Excessive protectionism in the country’s steel manufacturing industry is hurting the user segment and affecting quality of products as well as growth in the country’s steel consumption, according to Nikunj Turakhia, president of the Steel Users Federation of India (SUFI).
Excessive protectionism in the country’s steel manufacturing industry is hurting the user segment and affecting quality of products as well as growth in the country’s steel consumption, according to Nikunj Turakhia, president of the Steel Users Federation of India (SUFI). Protectionism has to be done in a way that the user industry is not affected. The user should get steel at the right price and there should be a level playing field, he said. Steel prices have been going up and have almost reached peak levels, he added. For instance, hot roll steel price has gone up from $480 to $620 in a space of three months and this should come down, he said. Turakhia said while auto makers have to meet higher standards, steel makers are not ready to supply the same, though they claim to have capabilities. The standards imposed on the imports of certain grades of steel need to be re-looked at as it is a non-tariff barrier to trade, he said.
“Volumes in India do not allow for continuously manufacturing of these products while the auto industry wants just-in-time deliveries. So, a lot of new products do not come to India,” he said.
This is an aberration caused by the steel quality control order, and there is a need to exempt international standards such as Euro, American or Japanese standards from this order, instead of imposing specific Indian standards, he said.
As imports of these products have come to a standstill, component makers either use lower quality material or are not supplying to their buyers at all, Turakhia said.
The demand from automotive segment accounts for 10% of the steel market demand and is slated to grow at 7 to 8%. The construction and infrastructure sector, which accounts a large share of the steel market, is not demonstrating much growth on the ground despite spate of project announcements, Turakhia said.

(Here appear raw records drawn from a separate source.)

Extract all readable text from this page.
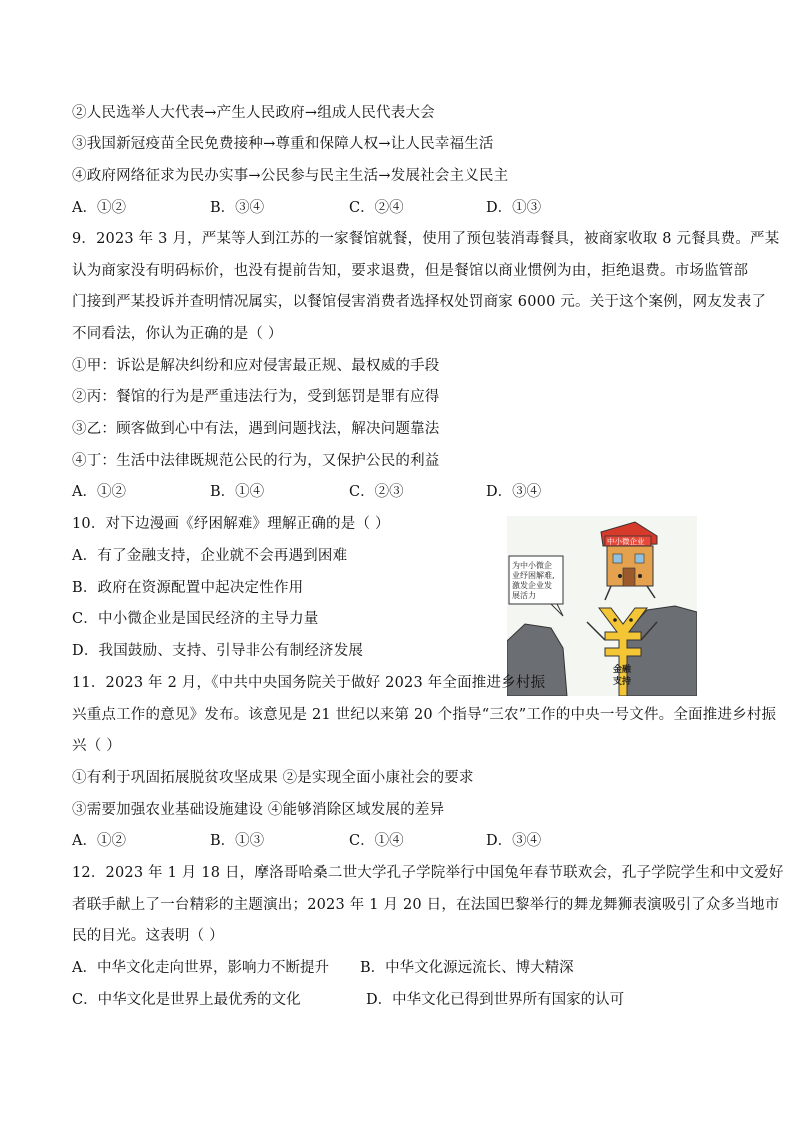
②人民选举人大代表→产生人民政府→组成人民代表大会
③我国新冠疫苗全民免费接种→尊重和保障人权→让人民幸福生活
④政府网络征求为民办实事→公民参与民主生活→发展社会主义民主
A．①②	B．③④	C．②④	D．①③
9．2023 年 3 月，严某等人到江苏的一家餐馆就餐，使用了预包装消毒餐具，被商家收取 8 元餐具费。严某
认为商家没有明码标价，也没有提前告知，要求退费，但是餐馆以商业惯例为由，拒绝退费。市场监管部
门接到严某投诉并查明情况属实，以餐馆侵害消费者选择权处罚商家 6000 元。关于这个案例，网友发表了
不同看法，你认为正确的是（ ）
①甲：诉讼是解决纠纷和应对侵害最正规、最权威的手段
②丙：餐馆的行为是严重违法行为，受到惩罚是罪有应得
③乙：顾客做到心中有法，遇到问题找法，解决问题靠法
④丁：生活中法律既规范公民的行为，又保护公民的利益
A．①②	B．①④	C．②③	D．③④
10．对下边漫画《纾困解难》理解正确的是（ ）
A．有了金融支持，企业就不会再遇到困难
B．政府在资源配置中起决定性作用
C．中小微企业是国民经济的主导力量
D．我国鼓励、支持、引导非公有制经济发展
为中小微企
业纾困解难,
激发企业发
展活力
中小微企业
金融
支持
11．2023 年 2 月，《中共中央国务院关于做好 2023 年全面推进乡村振
兴重点工作的意见》发布。该意见是 21 世纪以来第 20 个指导“三农”工作的中央一号文件。全面推进乡村振
兴（ ）
①有利于巩固拓展脱贫攻坚成果 ②是实现全面小康社会的要求
③需要加强农业基础设施建设 ④能够消除区域发展的差异
A．①②	B．①③	C．①④	D．③④
12．2023 年 1 月 18 日，摩洛哥哈桑二世大学孔子学院举行中国兔年春节联欢会，孔子学院学生和中文爱好
者联手献上了一台精彩的主题演出；2023 年 1 月 20 日，在法国巴黎举行的舞龙舞狮表演吸引了众多当地市
民的目光。这表明（ ）
A．中华文化走向世界，影响力不断提升 B．中华文化源远流长、博大精深
C．中华文化是世界上最优秀的文化	D．中华文化已得到世界所有国家的认可
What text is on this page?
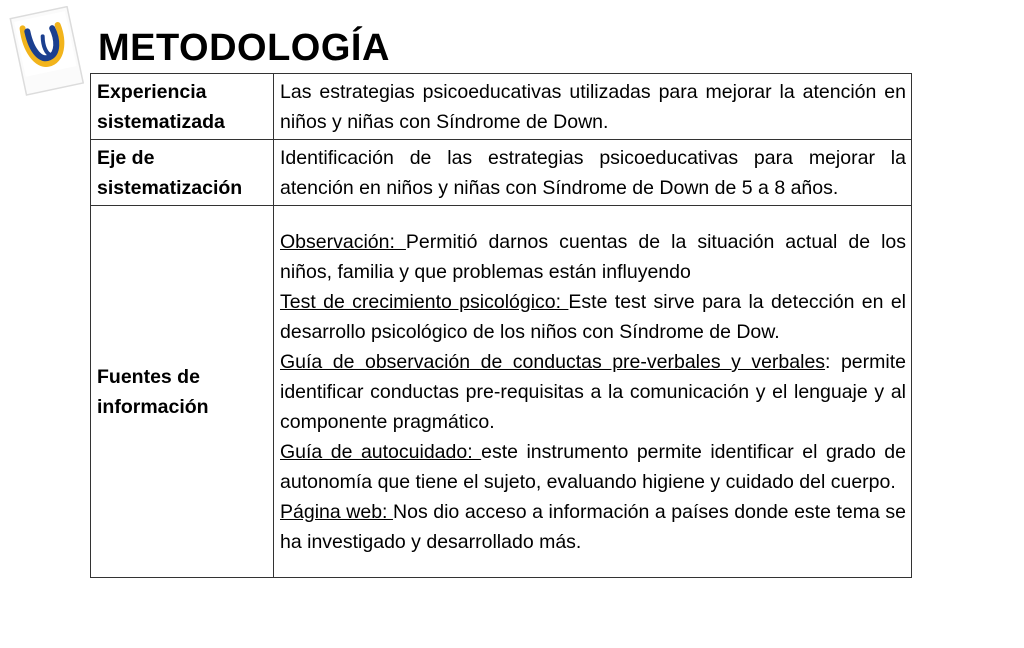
METODOLOGÍA
Experiencia sistematizada	Las estrategias psicoeducativas utilizadas para mejorar la atención en niños y niñas con Síndrome de Down.
Eje de sistematización	Identificación de las estrategias psicoeducativas para mejorar la atención en niños y niñas con Síndrome de Down de 5 a 8 años.
Fuentes de información	Observación: Permitió darnos cuentas de la situación actual de los niños, familia y que problemas están influyendo
Test de crecimiento psicológico: Este test sirve para la detección en el desarrollo psicológico de los niños con Síndrome de Dow.
Guía de observación de conductas pre-verbales y verbales: permite identificar conductas pre-requisitas a la comunicación y el lenguaje y al componente pragmático.
Guía de autocuidado: este instrumento permite identificar el grado de autonomía que tiene el sujeto, evaluando higiene y cuidado del cuerpo.
Página web: Nos dio acceso a información a países donde este tema se ha investigado y desarrollado más.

Apart from Tata Steel and JSW, none of the steel makers are doing well and there is no investment into products or facilities happening in the sector, he said.
The EBITDA of the steel companies was positive but unsustainable debt costs. A lot of M&A are expected in the steel sector, he said. JSW Steel is an exception. Sanjay Sharma, SVP, automotive steel, JSW Steel, said, the collaboration with JFE Steel Japan for automotive steel has fully ramped up production of automotive steel and was running at 95% capacity, servicing all kind of automotive products.
In the last one year the per capital steel consumption has gone up only by three kg to 63 kg while the target is to get to 160 kg by 2030. The total production target is 300 million tonne per annum by 2030 from 105 million tonne per annum.
SUFI and Steel Group hosted a automotive steel summit in Pune on Friday to bring steel producers, auto companies, auto vendors, technology and equipment suppliers as well as steel distributors on the same platform. SUFI has around 7,000 members, mostly from Mumbai, Gujarat, MP, Kolkata and Tamil Nadu.
GST is a boon to the steel industry as a large section of the informal and unorganised trade will now be forced to become organised and this segment accounts for 30% to 40% of the steel industry, Turakhia said at the summit.